Exploiting XSS in Ajax Web Applications
Following up on yesterdays post Pluck SiteLife software multiple XSS vulnerabilities, let's take a look at how to exploit XSS in JSON responses using Internet Explorer.
Quick introduction to JSON
JSON is a model for encoding data, used by many web applications that want to serve dynamic or updating content within a single web page. It's formatted like so:
{"parameter":"value","next_parameter":"next_value"}
Using a technique called Ajax, JSON data is normally transferred behind the scenes as a web page is loading. Some people may that realize that because Ajax uses the standard HTTP protocol, it's possible to access JSON data directly by navigating the web browser to a specific URL. An example of this is the Twitter API, which allows me to construct a URL that provides a JSON encoded version of my Twitter profile and my last tweet. The JSON code in the response can be accessed directly or used with embedded scripts to display inline information.
<textarea id="nerds" style="width:700; height:34" disabled="true"></textarea>
<script>function callback(twitters){document.getElementById("nerds").value=twitters[0].text}</script>
<script src="https://api.twitter.com/1/statuses/user_timeline.json?include_entities=true&include_rts=true&screen_name=superevr&count=1&callback=callback"></script>
Websites using JSON without proper output encoding are likely to be vulnerable to XSS
Like any other web page, JSON responses are likely to reflect back the values they are given. This becomes problematic when the response contains HTML syntax and characters. Web browsers are designed to render HTML, and as soon as they see it they want to render the code into an image, or a link, or a form field as quickly as possible. When testing for XSS, I inject sample code like the HTML strikeout tag <s >
into one of the request parameters, and see if the browser displays text with a line through it. If it does, then that is a pretty good indication of a cross-site scripting vulnerability.
The catch
In a clever attempt to prevent browsers from incorrectly rendering JSON code, the web server presents these pages with a special Content-Type of application/json or application/x-javascript. This tells the browser that it shouldn't render any code here because it has a special use. Unfortunately, this isn't enough. 1
Content Sniffing for HTML in Internet Explorer
But web browsers really do love rendering code, and will mark-up HTML regardless of the content-type if you give them a good enough excuse. This is called content sniffing, and can be used by attackers in different scenarios to cause malicious JavaScript to run on a website that was thought to be immune to attack. Here are two facts on content sniffing that hackers already know about:
- Internet Explorer relies heavily on the file extension when content sniffing.

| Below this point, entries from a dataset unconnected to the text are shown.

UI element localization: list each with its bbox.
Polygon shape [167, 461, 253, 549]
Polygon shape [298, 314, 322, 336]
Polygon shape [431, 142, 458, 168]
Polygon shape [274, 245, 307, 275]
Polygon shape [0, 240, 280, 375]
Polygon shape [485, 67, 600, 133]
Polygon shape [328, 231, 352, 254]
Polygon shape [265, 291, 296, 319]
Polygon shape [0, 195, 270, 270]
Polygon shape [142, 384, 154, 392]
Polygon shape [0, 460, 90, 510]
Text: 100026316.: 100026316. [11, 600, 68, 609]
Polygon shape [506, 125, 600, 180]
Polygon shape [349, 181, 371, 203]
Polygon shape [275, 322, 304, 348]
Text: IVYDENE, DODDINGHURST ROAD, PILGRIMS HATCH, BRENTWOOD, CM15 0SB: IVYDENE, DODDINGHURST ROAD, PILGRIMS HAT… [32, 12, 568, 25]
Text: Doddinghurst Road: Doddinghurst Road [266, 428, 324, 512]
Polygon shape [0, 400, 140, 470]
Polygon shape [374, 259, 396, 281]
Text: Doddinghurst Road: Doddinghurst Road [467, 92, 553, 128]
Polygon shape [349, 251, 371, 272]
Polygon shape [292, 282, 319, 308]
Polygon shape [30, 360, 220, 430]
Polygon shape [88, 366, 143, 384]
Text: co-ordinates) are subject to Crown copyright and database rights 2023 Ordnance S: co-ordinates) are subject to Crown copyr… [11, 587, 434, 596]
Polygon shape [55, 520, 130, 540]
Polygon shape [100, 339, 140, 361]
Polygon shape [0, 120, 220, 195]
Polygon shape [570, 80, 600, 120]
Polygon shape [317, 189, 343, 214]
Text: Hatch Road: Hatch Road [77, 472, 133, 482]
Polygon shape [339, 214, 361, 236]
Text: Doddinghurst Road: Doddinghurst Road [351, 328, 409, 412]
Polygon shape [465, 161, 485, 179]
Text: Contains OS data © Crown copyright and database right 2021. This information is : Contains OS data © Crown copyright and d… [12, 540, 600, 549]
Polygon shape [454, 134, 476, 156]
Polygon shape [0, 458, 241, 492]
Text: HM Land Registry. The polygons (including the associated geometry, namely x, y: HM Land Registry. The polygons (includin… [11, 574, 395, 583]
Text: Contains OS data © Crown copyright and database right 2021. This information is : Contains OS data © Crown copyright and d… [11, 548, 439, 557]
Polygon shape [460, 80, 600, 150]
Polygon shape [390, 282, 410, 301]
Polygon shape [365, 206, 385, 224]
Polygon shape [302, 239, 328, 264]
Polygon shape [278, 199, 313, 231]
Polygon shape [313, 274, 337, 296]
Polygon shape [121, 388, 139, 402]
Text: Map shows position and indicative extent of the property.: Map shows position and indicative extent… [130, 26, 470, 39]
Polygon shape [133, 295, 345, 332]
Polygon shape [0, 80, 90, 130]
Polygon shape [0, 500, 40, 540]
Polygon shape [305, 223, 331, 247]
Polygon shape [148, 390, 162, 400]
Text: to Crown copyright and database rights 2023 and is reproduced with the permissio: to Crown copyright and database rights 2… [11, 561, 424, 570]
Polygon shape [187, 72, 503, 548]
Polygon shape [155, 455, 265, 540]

- File extensions can be spoofed by the requestor
This means that user/json will be displayed as plaintext, but user/json.htm can render as HTML! Depending on the web server, there are a several ways to spoof the file extension. A few examples:
- /json.htm
- /json.html
- /json/.html (PHP and Asp.NET applications)
- /json;.html (JSP applications) (see three semicolon vulnerabilities)
- /json.cgi?a.html (discovered by Hasegawayosuke)
Trouble Shooting
Content sniffing is not always that easy. Here are some factors that may basic tests for content sniffing2 :
- Unable to add arbitrarily file extensions in the URL path
- Site is using HTTPS
- Site has headers for cache-control: no-cache or pragma: no-cache
- Site has header content-disposition: attachment
- Site Content-Type header is set to image/[anything]
Remediation
To protect against this type of vulnerability, several changes must be made. As always, programs should first validate that user input contains appropriate text characters. Also, any time user input is reflected back to a web browser, that text should be encoded properly (e.g. replace <
with proper unicode escapes like <
or \x3c
\u003C
). Finally, as an extra protection measure, have the web server include the additional header X-Content-Type-Options: nosniff to prevent content sniffing in Internet Explorer 8+ and other browsers.
JSON is generally designed to be processed in the background by JavaScript, so I understand why developers forget or are unaware of the possible consequences that could happen when the JSON data is accessed directly. Hopefully this post can raise awareness of possible security issues.